Splosion Man is a puzzle platformer where your goal is to escape the clutches of the evil scientists that did this to you. Unfortunately, those eggheads aren’t going to make that easy. They’ll attempt to stop you at every turn, deploying an increasingly challenging combination of traps and robots as you make your way through the game’s 50 levels. What’s amazing is that Splosion Man continually ups the ante throughout the experience, creating some truly memorable and maddeningly difficult puzzles for you to overcome. At the end of each level you’ll be scored based on how quickly you completed it, the number of scientists you turned into lunch meat and other factors.

While mental dexterity will certainly come into play when figuring out how to advance, many parts of the game are going to come down to your ability to successfully execute a complex series of jumps — often while being pursued by a deadly trap. It’s certainly a recipe for frustration, but Splosion Man does such a good job of keeping the mood light and the puzzles varied that you always feel like success is right around the corner…even if it isn’t. Of course, if you can’t clear a level by legitimate means the game will eventually offer you “The Way of the Coward,” which allows you to skip it. However, expect to be punished with a terrible score and forced to wear a pink tutu until you clear the next level.

As mentioned, the single-player mode consists of 50 levels, three of which are boss fights. In addition, you’re also treated to 50 completely new levels of multiplayer, which is playable both on- and offline. Here the focus is on teamwork where you and your partner will have to time explosions so that you’re both launched higher than you could normally go or to trigger switches simultaneously. It’s a total blast (see what I did there?), though the online multiplayer seemed a bit laggy, which is tough for a game that requires precise timing to succeed.

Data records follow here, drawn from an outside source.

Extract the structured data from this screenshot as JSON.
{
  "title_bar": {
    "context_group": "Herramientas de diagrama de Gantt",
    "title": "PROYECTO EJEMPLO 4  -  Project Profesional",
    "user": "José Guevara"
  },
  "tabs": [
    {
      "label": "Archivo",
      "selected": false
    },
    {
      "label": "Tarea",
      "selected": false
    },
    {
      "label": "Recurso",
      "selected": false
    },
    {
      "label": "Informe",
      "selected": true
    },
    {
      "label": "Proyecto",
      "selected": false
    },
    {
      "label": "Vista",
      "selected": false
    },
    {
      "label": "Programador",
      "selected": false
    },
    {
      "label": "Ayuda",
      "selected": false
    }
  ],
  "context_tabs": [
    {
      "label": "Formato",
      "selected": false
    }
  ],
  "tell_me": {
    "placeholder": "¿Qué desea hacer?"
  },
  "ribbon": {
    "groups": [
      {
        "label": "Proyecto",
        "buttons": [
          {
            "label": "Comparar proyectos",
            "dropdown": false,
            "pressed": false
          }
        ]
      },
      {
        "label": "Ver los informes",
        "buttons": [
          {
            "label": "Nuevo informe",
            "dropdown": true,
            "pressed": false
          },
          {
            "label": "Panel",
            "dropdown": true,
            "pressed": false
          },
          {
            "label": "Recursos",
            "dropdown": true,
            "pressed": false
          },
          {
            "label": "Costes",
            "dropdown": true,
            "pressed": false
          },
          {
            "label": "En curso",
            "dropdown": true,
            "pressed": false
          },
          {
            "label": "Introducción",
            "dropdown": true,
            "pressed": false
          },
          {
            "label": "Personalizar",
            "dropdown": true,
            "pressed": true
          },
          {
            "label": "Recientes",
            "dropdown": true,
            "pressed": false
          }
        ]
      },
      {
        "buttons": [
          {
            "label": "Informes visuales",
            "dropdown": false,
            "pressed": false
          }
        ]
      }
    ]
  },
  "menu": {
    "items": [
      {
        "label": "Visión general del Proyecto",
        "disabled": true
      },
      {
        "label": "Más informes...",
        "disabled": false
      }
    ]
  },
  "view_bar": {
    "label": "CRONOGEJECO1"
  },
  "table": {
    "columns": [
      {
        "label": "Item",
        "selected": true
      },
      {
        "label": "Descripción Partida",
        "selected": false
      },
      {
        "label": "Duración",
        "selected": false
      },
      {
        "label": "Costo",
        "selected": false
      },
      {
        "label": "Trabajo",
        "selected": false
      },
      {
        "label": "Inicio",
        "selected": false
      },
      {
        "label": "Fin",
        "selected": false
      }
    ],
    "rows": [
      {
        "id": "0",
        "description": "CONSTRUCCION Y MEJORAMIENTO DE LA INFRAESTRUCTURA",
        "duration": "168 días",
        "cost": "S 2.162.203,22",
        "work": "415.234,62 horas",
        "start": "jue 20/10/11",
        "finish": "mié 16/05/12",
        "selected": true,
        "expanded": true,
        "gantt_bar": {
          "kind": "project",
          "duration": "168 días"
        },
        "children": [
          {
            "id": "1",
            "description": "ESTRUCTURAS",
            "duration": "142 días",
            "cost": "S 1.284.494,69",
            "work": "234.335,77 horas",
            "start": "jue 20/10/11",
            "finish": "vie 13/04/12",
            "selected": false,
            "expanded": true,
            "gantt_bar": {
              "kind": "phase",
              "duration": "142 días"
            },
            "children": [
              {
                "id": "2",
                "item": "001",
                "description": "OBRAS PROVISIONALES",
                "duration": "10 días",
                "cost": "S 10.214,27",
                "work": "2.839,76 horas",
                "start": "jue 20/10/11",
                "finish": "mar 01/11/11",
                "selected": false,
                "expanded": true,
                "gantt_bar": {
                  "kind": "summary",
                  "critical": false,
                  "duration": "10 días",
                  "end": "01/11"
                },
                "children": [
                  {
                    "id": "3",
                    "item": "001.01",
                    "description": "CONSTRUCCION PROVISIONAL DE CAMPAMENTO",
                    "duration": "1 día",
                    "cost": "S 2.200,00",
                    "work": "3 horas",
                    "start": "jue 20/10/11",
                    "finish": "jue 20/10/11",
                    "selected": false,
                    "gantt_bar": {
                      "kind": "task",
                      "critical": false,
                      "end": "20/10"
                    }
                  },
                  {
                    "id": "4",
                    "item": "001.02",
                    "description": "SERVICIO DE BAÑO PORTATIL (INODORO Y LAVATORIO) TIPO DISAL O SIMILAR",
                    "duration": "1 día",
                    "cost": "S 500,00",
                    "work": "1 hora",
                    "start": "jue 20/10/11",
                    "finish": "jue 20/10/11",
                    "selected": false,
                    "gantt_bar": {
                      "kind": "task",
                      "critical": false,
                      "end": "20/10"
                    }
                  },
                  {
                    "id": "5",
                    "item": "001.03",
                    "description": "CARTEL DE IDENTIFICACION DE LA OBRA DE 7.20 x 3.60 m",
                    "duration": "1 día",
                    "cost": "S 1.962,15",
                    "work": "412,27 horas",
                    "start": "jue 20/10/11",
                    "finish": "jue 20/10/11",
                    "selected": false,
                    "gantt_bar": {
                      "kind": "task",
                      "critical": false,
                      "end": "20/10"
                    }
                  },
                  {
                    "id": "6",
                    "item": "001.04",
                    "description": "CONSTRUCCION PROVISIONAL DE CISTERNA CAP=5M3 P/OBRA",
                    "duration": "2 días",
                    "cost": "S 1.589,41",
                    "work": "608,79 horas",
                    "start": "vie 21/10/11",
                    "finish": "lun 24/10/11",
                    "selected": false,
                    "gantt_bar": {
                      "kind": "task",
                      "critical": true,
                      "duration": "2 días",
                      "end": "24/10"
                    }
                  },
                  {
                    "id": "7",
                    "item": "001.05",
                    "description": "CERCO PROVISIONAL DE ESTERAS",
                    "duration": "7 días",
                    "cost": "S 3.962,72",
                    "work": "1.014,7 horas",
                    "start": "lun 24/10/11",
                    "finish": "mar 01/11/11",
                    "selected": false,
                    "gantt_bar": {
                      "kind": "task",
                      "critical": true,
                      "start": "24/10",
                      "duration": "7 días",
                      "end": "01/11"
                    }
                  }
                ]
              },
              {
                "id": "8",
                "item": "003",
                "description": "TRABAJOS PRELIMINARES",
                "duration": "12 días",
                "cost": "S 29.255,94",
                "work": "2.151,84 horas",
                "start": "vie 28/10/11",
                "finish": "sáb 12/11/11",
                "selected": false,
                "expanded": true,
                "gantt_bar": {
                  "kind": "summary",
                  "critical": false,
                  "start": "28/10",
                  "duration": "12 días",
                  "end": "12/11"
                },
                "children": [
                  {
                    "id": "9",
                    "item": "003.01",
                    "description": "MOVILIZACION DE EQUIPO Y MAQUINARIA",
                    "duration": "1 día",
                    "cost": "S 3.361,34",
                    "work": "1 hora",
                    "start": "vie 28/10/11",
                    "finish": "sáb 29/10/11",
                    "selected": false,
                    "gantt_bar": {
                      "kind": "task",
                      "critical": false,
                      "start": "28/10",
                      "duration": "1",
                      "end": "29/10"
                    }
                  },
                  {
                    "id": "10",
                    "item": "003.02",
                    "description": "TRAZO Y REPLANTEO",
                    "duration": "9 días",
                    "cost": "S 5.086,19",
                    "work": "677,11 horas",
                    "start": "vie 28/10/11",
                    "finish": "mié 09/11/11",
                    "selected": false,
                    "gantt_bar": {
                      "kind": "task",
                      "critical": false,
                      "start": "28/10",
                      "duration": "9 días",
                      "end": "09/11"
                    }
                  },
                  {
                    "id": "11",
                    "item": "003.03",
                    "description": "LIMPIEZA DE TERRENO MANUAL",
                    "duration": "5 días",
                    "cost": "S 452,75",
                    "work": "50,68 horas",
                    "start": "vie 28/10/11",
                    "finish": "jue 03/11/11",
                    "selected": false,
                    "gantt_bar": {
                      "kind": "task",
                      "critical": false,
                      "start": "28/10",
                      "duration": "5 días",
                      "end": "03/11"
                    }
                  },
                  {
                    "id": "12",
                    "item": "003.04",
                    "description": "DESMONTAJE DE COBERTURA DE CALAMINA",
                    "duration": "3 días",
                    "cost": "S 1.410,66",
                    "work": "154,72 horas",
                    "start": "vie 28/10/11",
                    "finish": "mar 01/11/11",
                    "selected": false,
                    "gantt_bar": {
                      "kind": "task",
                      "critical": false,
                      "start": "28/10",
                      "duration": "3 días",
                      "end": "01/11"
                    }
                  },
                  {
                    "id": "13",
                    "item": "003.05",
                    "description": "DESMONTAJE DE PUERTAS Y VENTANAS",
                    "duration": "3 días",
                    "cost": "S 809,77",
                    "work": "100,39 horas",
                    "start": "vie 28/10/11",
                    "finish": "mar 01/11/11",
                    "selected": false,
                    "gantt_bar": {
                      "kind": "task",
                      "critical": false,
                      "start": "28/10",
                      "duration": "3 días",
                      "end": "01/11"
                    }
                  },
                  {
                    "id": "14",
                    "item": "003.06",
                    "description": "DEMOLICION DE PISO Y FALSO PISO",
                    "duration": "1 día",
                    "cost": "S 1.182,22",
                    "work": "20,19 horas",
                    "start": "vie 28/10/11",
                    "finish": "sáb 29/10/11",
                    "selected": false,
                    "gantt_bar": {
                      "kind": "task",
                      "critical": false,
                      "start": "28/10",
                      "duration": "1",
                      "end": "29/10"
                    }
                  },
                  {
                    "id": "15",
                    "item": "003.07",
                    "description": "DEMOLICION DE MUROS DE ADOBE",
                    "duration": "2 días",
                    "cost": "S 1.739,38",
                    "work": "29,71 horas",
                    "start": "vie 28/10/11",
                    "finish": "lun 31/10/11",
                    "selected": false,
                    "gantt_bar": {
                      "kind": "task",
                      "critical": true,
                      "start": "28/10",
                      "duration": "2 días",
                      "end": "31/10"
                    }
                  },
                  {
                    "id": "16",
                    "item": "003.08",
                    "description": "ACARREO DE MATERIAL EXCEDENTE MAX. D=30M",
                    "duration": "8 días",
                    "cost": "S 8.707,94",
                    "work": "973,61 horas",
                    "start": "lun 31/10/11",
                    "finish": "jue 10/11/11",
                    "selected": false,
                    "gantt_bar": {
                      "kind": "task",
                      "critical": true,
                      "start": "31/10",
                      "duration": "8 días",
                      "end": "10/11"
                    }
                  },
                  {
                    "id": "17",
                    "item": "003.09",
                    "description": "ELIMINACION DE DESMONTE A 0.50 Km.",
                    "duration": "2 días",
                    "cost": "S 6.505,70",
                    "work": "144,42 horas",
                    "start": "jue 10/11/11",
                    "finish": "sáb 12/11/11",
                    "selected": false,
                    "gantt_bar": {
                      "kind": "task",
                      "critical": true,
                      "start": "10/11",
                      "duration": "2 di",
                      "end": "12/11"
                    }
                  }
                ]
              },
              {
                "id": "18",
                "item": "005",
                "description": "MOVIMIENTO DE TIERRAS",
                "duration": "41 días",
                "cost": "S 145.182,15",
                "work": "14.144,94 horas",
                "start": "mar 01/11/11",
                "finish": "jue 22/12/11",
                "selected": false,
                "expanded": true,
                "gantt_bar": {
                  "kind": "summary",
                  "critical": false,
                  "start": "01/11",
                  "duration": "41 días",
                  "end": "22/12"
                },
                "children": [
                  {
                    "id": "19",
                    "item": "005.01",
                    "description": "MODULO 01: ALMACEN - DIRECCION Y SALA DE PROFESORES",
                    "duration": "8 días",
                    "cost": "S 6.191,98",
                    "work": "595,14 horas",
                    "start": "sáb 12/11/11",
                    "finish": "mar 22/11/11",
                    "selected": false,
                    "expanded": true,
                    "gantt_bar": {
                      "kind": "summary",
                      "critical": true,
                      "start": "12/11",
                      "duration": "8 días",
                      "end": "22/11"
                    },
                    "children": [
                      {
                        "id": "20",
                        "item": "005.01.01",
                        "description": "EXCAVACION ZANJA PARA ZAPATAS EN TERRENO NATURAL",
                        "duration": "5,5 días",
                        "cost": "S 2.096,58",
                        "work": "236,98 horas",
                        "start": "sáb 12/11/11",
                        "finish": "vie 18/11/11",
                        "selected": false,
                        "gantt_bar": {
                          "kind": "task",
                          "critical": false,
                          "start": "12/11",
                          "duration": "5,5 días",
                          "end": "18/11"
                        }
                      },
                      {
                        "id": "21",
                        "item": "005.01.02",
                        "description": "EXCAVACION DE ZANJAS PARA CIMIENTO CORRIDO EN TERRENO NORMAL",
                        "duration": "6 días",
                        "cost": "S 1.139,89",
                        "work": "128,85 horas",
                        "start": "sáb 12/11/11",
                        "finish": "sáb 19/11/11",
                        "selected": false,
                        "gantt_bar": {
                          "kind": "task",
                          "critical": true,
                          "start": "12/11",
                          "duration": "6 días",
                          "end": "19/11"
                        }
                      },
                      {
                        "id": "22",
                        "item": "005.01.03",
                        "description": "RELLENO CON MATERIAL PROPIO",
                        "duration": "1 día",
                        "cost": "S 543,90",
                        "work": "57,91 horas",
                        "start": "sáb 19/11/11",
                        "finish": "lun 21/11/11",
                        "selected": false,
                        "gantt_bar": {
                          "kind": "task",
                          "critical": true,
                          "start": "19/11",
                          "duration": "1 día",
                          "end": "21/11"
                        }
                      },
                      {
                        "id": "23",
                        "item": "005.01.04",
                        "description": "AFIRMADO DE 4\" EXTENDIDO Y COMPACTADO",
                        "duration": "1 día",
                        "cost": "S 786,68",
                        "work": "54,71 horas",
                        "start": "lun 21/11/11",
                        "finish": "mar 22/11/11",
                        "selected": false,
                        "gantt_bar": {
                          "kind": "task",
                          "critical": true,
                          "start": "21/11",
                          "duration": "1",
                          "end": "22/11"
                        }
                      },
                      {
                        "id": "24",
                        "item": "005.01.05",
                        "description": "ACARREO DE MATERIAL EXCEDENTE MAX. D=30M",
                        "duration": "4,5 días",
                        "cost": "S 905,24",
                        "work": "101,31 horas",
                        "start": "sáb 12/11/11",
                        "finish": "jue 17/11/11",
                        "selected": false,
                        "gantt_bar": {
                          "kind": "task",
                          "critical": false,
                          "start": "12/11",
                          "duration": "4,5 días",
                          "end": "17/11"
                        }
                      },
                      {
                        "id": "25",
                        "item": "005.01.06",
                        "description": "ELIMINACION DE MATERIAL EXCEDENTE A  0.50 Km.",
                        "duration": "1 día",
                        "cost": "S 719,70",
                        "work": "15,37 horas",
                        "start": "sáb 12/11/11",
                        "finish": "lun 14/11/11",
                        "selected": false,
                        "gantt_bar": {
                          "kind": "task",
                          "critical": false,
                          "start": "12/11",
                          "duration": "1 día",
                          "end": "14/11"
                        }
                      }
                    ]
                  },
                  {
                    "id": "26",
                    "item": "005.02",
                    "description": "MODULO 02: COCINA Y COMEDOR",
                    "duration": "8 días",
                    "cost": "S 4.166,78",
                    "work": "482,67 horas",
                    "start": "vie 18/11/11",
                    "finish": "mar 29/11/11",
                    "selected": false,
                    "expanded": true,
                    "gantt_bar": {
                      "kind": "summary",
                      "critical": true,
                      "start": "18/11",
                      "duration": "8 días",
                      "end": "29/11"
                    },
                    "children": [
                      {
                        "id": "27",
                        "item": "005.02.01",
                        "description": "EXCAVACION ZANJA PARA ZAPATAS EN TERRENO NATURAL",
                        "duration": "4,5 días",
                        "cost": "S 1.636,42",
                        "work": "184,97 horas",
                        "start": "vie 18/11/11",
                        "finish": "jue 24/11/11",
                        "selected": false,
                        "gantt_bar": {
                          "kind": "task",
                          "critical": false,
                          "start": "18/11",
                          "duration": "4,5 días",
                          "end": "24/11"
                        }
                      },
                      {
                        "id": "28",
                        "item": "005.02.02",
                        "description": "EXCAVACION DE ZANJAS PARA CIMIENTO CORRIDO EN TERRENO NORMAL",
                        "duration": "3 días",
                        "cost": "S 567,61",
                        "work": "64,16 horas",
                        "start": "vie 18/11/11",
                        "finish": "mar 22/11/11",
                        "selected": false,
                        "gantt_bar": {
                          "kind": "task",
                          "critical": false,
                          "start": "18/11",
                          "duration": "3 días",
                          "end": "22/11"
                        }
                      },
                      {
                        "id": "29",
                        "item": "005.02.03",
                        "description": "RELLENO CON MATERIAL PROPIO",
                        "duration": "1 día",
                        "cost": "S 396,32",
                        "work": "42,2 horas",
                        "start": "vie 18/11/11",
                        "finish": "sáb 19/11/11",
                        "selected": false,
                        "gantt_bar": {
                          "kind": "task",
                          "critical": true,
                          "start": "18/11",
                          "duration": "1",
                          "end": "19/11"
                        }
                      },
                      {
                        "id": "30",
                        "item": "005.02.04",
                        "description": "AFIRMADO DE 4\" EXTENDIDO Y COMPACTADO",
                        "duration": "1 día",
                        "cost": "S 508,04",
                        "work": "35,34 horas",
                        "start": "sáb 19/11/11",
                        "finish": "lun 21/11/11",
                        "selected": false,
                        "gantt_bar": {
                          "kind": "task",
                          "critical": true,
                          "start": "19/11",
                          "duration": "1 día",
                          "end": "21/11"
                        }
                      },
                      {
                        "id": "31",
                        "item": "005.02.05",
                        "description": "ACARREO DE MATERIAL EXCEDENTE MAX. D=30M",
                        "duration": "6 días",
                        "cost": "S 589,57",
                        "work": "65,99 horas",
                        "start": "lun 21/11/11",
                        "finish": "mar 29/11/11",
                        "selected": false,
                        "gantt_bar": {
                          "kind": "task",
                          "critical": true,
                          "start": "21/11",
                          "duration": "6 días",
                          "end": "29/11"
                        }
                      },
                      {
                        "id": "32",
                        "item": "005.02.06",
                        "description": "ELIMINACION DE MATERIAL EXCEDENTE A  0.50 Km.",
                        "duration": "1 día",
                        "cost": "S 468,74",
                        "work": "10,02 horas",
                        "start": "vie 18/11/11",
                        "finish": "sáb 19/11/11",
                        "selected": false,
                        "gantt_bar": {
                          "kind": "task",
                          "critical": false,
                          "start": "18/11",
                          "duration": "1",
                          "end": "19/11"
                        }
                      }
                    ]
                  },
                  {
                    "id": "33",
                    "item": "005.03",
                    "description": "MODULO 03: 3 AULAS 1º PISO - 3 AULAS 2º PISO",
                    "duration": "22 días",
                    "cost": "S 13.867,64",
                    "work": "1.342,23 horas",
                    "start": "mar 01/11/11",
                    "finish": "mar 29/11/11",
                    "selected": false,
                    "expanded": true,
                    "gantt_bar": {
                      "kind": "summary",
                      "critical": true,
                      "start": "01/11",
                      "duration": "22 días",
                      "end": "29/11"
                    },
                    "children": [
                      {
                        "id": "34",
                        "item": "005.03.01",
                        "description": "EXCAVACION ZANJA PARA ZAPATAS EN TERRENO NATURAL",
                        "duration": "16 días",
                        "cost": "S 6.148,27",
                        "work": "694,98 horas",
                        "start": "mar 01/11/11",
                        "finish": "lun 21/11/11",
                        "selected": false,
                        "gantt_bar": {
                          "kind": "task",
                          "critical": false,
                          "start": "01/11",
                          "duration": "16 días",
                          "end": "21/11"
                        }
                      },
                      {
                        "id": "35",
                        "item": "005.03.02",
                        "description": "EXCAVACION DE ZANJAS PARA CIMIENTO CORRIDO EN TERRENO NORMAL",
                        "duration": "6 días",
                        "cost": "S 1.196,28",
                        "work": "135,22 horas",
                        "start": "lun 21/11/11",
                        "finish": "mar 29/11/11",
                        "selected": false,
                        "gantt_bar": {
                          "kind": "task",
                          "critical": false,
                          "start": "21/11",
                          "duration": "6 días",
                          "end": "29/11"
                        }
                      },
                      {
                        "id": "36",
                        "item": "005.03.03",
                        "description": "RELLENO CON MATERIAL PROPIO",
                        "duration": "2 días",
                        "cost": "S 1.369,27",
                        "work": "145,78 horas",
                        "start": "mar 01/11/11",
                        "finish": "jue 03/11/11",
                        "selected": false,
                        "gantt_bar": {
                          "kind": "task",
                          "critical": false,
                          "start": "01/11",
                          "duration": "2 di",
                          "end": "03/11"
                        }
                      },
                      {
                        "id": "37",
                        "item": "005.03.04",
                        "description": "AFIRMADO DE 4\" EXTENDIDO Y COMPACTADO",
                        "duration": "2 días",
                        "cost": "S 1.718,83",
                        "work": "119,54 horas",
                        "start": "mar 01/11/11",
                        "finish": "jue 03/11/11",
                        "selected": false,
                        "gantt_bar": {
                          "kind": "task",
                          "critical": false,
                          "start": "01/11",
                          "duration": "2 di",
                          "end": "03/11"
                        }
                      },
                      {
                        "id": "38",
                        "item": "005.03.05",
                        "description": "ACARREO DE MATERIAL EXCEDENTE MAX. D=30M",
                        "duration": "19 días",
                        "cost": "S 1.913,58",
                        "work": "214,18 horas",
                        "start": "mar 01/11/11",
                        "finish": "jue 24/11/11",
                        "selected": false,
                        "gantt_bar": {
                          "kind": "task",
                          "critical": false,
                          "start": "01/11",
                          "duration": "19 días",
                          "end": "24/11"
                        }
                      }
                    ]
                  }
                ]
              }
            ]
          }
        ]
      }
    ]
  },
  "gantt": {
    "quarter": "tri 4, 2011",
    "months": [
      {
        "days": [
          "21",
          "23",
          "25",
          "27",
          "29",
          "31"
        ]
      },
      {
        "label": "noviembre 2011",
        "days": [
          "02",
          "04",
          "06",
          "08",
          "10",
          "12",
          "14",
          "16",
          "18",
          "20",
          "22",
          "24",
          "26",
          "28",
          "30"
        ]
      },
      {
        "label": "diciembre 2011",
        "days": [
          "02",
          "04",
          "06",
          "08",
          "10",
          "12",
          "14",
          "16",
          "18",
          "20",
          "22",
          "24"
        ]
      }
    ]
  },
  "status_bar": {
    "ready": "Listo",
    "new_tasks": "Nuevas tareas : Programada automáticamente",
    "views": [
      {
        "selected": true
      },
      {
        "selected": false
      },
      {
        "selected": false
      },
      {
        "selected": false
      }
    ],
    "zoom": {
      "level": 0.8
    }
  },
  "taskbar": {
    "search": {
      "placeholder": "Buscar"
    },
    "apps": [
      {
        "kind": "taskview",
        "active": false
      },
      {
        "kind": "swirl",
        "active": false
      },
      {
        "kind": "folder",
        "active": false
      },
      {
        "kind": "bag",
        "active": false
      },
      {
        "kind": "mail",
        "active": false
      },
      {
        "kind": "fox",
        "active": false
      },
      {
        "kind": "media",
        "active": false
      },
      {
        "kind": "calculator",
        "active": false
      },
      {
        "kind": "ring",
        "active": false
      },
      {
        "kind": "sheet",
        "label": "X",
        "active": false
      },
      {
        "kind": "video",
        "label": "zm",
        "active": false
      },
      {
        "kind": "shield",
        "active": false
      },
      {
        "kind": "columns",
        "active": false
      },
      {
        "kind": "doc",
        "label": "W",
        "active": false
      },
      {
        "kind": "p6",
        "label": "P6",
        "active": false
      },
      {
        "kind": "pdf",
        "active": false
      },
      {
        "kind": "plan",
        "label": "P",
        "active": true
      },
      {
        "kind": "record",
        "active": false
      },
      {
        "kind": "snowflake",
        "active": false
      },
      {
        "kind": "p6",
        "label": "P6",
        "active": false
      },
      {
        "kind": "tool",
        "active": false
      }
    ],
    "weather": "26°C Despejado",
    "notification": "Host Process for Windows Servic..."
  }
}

As if 100 levels of ‘sploding action weren’t enough, Splosion Man also loves cake, and within 94 of those levels (the six boss fight levels are excluded) there is a delicious cake to be found. Sometimes the cake is easy to find and acquire, while other times it’s hidden off the beaten path and takes perfect execution to obtain. It’s another addictive way to test your skills and prolong the game’s lifespan. Also in that vein, any level can be replayed to improve your speed with your best time being posted online against the rest of the Splosion Man community. Once you finish the game, you’ll unlock hardcore mode, which ups the challenge by removing all checkpoints and having any hit mean instant death.

Overall (4.5/5)

From the opening cinematic to the hilarious ending credits, Splosion Man is absolutely loaded with fun, challenge and a great sense of humour. There’s a ton of content to be had for 800 MS points ($10), and the replayability is off the charts. Between this and Shadow Complex, this year’s “Summer of Arcade” has raised the bar on what we should expect from downloadable releases.